Suncoast Black Arts Collaborative Panel Explores Black Identity in the Arts

Three artists talked recently about their struggles and hopes in the art world as people of color.

By Kay Kipling May 2, 2022


Gregory Rumph II's Aunt Sara took second place in the recent Visions in Black exhibit at Art Center Sarasota. He spoke last week at a panel for Suncoast Black Arts Collaborative.

A recent panel presented by the Suncoast Black Arts Collaborative provided some insights into the work of three Black artists, all of whom shared their stories of creating and striving to succeed.

“Black Identity in the Arts: Generational Perspectives” followed up a juried exhibition that took place at Art Center Sarasota that aimed to show work made by both emerging and more established Black artists. The panel, held on the Ringling College of Art and Design campus, shed light on the struggles three of the artists in that exhibit have faced, and their hopes for improving access to opportunities for artists and for art lovers to see and acquire their work.

Public art consultant Sheila McKoy moderated the discussion, which welcomed artist and educational administrator Greg Rumph II, artist, labor activist and art educator Krystle Lemonias, and about-to-graduate Ringling College senior Kiron Binsworth Robinson.

Among the issues discussed: Is there something of a renaissance in the works for Black artists right now?

Lemonias stressed that the Black Lives Matter movement has helped to galvanize the showing of work by Black artists, but added that they have always been making art—it’s just receiving more attention now. Rumph explained that, along with current events, social media and musicians have played a role. “Hip-hop made it cool for Black artists’ work to be seen,” he said. And the chance for artists to market their art on social media is “unsurpassed” at the moment.

All the artists mentioned their debts to predecessors of earlier generations of artists, and touched on their hope that the current trend of Black art receiving more attention is sustainable. And all also related their feelings of sometimes being isolated when attending college or grad school, being among very few other students of color. Lemonias, a fine arts master’s candidate at the University of South Florida and a native of Jamaica, said, “I don’t see faculty or grad students that look like me. But outside that space, when I engage with institutions through dialogues and exhibitions, that’s when it’s diverse.” All the panelists agreed that the industries they work in, at large, will be more diverse than their educational experiences have been.

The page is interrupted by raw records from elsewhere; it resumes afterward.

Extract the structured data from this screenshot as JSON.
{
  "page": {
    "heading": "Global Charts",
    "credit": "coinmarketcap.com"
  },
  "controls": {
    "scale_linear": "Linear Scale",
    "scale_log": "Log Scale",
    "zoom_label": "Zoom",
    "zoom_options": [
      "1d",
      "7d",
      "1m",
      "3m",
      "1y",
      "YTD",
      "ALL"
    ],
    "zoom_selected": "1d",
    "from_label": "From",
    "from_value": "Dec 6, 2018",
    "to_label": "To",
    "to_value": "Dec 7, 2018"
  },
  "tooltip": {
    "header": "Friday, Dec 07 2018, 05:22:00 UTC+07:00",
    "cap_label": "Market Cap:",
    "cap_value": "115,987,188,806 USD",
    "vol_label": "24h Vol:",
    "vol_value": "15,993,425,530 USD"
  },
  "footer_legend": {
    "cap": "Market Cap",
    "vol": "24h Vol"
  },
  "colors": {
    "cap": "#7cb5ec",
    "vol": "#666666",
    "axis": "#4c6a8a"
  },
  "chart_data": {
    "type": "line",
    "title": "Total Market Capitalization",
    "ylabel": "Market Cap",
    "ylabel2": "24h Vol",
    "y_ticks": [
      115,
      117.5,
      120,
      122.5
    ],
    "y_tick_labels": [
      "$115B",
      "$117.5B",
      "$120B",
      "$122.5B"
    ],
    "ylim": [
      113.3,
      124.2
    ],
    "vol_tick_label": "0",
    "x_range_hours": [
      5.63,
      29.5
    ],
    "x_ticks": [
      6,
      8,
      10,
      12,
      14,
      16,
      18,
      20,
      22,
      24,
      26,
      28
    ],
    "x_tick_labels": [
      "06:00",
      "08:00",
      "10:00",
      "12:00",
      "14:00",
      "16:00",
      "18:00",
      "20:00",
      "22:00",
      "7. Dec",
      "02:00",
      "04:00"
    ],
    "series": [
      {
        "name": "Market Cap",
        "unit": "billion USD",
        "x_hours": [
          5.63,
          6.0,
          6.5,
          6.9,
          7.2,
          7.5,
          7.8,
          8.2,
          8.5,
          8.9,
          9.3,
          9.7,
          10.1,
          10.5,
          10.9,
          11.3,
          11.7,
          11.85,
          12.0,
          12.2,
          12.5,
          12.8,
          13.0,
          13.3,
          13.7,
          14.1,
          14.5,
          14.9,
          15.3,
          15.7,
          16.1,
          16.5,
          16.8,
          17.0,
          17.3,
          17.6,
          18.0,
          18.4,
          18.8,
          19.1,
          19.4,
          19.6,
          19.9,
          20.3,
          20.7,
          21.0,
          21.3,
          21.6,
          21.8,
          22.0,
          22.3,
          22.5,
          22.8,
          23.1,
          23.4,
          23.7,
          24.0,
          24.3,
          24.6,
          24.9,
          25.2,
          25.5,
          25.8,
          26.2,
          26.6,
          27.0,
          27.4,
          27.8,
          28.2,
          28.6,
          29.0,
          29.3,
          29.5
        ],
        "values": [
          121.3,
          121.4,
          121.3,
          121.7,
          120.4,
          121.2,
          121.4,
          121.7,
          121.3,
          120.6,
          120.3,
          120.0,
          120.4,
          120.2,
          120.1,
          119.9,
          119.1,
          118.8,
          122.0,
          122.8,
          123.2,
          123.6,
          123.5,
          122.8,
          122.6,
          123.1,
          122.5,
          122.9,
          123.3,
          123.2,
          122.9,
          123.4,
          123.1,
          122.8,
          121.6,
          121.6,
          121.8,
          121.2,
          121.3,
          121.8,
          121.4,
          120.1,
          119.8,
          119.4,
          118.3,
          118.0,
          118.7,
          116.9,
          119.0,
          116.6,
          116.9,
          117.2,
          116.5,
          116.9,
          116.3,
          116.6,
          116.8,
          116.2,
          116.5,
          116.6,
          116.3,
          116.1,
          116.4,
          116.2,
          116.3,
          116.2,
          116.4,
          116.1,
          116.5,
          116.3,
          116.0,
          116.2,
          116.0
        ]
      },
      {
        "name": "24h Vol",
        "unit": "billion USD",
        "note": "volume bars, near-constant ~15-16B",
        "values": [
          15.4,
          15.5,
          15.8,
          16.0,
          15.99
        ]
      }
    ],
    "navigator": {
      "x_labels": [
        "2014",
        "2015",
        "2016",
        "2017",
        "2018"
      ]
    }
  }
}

The artists also spoke about the artists that have influenced them (ranging from Gustav Klimt to Anish Kapoor to Jean-Michel Basquiat), their need to both “tell stories” and make enough money to eat, and how they are often initially perceived individually in communities where they may not be what others expected. Robinson talked about a sort of discrepancy between the way he looks (he is of Jamaican, Cuban and Chinese ancestry) and the way he talks (“very white,” as he put it). As Lemonias said, “In my case, I’m constantly being underestimated. There’s all this knowledge people of color are not privy to” when it comes to making their way through arts school, opportunities for funding and more.

Kiron Binsworth Robinson's You've Become won an honorable mention at the Art Center show. He also spoke at last week's panel.